Lapsing= when unspent funds do not carry over to the next year
Creates incentives for managers to spend their entire budget, otherwise the following years
budgets will be reduced by the amount of the under spending.
Provide tighter control on managers
The opportunity cost is less efficient operations
Reduces managers flexibility to adjust to changing operating conditions

4. Static vs. flexible budgets

Static budgets do not vary with volumes


Flexible budgets are stated as a function of some volume measure and are adjusted for changes
in volume.
Static budgets force managers to be responsible for volume fluctuations. If the manager has
control over volume, then static budgets should be used. If she doesnt, the use flexible
budgets, as they reduce the risk of volume changes borne by managers.
Flexible budgets more widely used in manufacturing departments than in distribution,
marketing or administration, because volume measures are readily available.

5. Incremental vs. Zero-based budgeting (ZBB)

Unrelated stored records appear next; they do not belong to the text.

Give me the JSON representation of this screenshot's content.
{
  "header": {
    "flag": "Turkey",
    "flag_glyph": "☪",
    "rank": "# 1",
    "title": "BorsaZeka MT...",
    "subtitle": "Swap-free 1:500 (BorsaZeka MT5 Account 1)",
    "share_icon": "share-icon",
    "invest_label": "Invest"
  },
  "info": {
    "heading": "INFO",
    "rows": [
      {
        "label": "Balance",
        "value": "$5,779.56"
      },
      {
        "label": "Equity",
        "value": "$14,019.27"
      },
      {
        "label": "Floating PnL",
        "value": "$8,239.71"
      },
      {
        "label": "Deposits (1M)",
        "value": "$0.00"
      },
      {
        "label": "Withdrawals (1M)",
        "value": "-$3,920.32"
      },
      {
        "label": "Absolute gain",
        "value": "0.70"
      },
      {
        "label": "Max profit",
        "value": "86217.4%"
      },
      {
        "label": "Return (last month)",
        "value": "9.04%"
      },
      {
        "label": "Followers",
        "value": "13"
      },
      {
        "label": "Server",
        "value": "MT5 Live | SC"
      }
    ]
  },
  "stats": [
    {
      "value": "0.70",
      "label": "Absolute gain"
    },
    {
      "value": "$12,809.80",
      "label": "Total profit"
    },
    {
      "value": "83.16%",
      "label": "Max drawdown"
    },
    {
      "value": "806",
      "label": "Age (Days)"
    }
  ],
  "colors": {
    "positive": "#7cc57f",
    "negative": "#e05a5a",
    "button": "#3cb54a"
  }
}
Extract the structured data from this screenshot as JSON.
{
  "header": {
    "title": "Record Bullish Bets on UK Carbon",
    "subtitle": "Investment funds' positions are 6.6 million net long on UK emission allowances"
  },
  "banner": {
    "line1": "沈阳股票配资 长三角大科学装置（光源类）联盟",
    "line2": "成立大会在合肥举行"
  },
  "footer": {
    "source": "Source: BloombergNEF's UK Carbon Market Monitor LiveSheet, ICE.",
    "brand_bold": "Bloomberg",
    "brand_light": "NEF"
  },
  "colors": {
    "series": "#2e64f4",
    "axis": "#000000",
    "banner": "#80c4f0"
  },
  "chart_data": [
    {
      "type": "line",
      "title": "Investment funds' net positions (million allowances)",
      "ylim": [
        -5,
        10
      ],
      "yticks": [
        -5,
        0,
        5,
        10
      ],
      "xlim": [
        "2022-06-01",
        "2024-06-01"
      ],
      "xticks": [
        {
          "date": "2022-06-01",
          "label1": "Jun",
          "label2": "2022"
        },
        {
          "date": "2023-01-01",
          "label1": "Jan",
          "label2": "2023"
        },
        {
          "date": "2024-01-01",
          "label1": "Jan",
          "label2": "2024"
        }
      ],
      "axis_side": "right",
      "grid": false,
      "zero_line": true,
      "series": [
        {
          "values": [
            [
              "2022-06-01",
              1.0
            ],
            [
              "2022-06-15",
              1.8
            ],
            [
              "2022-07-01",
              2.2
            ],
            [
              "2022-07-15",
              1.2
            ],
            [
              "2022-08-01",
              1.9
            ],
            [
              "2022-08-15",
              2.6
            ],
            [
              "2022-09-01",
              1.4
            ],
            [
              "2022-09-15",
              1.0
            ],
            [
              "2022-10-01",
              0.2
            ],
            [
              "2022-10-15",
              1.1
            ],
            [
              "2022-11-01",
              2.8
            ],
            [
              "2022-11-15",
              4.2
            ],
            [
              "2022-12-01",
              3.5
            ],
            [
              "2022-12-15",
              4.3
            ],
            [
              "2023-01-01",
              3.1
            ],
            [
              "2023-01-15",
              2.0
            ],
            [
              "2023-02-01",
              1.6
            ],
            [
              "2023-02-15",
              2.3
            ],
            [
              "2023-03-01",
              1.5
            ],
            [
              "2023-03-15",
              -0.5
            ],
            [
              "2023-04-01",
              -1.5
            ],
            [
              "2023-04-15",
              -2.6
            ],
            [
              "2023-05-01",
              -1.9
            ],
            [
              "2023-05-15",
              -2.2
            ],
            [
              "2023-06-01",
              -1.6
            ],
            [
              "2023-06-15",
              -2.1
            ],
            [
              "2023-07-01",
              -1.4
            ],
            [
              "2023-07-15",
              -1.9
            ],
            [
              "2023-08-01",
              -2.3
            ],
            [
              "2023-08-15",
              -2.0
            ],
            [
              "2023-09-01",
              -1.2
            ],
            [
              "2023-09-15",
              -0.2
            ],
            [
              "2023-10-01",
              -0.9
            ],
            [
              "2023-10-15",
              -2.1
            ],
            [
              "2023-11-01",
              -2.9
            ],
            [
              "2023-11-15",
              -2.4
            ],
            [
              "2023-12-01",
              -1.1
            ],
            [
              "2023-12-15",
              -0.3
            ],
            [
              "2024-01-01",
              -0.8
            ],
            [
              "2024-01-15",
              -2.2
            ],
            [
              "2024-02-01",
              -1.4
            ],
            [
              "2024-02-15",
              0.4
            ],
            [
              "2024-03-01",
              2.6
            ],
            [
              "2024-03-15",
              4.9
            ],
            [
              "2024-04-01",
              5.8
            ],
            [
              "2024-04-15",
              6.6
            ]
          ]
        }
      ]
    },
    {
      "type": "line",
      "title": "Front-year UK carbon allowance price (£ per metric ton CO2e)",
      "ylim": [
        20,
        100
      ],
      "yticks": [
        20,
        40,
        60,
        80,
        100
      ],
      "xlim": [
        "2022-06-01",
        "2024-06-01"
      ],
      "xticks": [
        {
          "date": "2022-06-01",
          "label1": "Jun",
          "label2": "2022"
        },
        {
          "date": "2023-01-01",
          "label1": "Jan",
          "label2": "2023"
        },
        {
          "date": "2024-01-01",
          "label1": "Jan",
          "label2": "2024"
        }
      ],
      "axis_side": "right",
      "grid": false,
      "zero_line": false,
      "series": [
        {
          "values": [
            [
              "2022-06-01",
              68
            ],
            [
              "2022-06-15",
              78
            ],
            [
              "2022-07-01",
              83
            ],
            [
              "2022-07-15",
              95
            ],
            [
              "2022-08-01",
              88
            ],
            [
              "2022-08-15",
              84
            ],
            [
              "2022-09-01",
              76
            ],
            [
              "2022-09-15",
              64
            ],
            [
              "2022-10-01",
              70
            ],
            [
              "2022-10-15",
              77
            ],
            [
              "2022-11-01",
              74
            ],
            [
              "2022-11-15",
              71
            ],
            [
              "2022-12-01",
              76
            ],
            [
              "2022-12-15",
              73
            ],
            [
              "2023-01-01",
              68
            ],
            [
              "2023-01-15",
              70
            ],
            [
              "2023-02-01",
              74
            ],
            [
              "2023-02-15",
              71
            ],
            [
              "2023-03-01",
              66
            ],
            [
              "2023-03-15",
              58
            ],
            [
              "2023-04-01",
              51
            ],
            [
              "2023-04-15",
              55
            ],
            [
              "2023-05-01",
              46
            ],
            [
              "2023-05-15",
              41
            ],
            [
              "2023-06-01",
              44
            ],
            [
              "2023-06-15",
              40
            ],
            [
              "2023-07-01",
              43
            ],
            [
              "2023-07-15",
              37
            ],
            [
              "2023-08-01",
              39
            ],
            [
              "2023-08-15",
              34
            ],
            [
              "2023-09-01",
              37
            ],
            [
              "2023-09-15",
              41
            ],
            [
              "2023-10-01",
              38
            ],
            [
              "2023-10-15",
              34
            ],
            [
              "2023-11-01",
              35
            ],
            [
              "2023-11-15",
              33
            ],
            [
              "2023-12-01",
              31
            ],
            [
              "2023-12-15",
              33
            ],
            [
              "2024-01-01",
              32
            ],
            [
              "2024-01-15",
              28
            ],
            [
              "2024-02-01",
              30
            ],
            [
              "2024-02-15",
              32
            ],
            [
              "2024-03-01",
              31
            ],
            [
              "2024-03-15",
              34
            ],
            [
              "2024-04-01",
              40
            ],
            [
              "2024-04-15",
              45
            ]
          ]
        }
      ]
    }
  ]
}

Since most budgeting processes are bottom-up, where the detailed specialized knowledge
resides, lower-level managers submit a budget for next year by making incremental changes in
each line-item.
Under ZBB, each line item in total must be justified and reviewed annually. This causes
managers to maximize firm value by identifying and eliminating the expenditures whose total
cost exceeds total benefits.
ZBB is infrequently used. It would be most useful in organizations in which considerable
turnover exists in middle and senior level ranks, as management turnover destroys specialized
knowledge.
ZBB is also useful in cases where there has been substantial strategic change or high uncertainty.

Problem with ZBB: it is much more costly to implement than incremental budgeting.